Tiba-tiba, seorang siluet mengetukkan tongkat panjang ke lantai.
Dentuman itu menggetarkan seluruh aula, membuat ukiran kuno di dinding berdenyut seperti hidup.
“Dan klan Ye … jangan lupa. Mereka memiliki Pedang Giok Langit yang sudah kita sit—”
Siluet di sampingnya memotong dengan suara menyeringai:
“Klan itu sudah kita binasakan. Tak ada lagi yang tersisa … kecuali bocah itu.”
Keheningan berat menyelimuti ruangan.
Masing-masing dari mereka merasakan satu hal yang sama:
Kesalahan.
Klan Ye seharusnya musnah total.
Namun satu anak hidup … dan sekarang menjadi duri yang menusuk kehormatan mereka.
Siluet pemimpin—yang duduk di kursi tertinggi—akhirnya berbicara.
Suaranya tenang, tetapi menyimpan kekuatan yang seolah mampu menghancurkan seluruh kota hanya dengan satu kata.
“Kirim lima pendekar ahli tingkat awal.”
“Yang terbaik.”
“Bunuh bocah itu.”
“Dan rebut Pedang Petir Fenglei.”
Suara lain menambahkan,
“Jangan lupakan Chu Ling. Gadis itu bepergian bersama Ye Fan menuju Kota Mawar Putih.”
“Temukan … dan hancurkan. Dan jangan lupakan untuk mengambil Kitab Naga Air dari wanita itu.”
Sepuluh bayangan itu tidak bergerak, namun aura mereka berubah.

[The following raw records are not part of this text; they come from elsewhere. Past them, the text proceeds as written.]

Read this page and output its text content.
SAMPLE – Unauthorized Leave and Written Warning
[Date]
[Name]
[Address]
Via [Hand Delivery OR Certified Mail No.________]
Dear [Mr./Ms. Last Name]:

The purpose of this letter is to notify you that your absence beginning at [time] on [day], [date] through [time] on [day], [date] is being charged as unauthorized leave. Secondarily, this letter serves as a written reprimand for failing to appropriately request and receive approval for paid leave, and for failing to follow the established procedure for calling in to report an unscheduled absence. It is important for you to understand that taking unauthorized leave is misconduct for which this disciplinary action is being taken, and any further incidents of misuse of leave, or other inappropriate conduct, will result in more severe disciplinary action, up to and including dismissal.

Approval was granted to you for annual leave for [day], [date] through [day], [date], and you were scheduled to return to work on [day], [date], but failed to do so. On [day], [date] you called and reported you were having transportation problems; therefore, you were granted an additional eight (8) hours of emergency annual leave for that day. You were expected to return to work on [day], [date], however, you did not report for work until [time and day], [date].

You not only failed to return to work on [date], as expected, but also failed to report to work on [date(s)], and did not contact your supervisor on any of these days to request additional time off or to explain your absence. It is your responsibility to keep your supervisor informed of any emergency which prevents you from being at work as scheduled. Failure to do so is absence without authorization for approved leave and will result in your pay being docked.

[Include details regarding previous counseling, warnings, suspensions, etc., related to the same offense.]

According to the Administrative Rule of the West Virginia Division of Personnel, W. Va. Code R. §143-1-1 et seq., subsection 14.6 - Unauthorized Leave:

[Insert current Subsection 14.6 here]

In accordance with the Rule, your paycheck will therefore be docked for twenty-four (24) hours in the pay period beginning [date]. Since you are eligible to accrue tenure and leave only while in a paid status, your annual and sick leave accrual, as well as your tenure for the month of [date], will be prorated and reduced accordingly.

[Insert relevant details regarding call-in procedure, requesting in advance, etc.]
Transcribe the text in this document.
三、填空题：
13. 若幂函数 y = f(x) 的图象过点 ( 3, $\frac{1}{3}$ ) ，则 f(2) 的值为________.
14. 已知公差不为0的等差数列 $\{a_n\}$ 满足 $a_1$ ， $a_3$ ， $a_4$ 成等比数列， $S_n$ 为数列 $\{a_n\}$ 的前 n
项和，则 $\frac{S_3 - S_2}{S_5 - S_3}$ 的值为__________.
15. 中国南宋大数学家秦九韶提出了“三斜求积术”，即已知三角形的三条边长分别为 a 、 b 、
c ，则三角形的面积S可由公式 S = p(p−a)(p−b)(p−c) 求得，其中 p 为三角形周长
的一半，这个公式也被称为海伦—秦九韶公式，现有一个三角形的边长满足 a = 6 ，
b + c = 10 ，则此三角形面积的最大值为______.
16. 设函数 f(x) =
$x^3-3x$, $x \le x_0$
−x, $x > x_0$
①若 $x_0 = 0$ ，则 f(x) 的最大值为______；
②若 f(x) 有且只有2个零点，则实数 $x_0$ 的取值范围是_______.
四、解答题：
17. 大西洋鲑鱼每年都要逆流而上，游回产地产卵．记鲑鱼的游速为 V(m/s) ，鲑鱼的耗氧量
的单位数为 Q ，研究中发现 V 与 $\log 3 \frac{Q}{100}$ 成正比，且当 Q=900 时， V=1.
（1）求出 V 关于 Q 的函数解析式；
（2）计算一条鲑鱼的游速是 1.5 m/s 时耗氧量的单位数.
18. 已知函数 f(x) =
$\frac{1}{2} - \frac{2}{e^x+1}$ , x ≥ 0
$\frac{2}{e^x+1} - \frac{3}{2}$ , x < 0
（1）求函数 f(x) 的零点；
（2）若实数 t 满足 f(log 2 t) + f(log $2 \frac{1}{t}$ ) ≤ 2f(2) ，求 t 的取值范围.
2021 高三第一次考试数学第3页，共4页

Seolah-olah kegelapan di dalam aula itu menjadi lebih tebal, lebih berat, lebih lapar.
Lilin satu per satu padam tanpa disentuh angin, seakan dikunyah oleh kekuatan tak terlihat.
Dalam gelap gulita yang tersisa, hanya suara bising samar-samar seperti kain panjang yang diseret perlahan…
Tanda bahwa mereka telah pergi.
Yang tertinggal hanyalah meja obsidian … dan hawa menyeramkan, seperti kematian sedang menunggu untuk berjalan di jalan kota.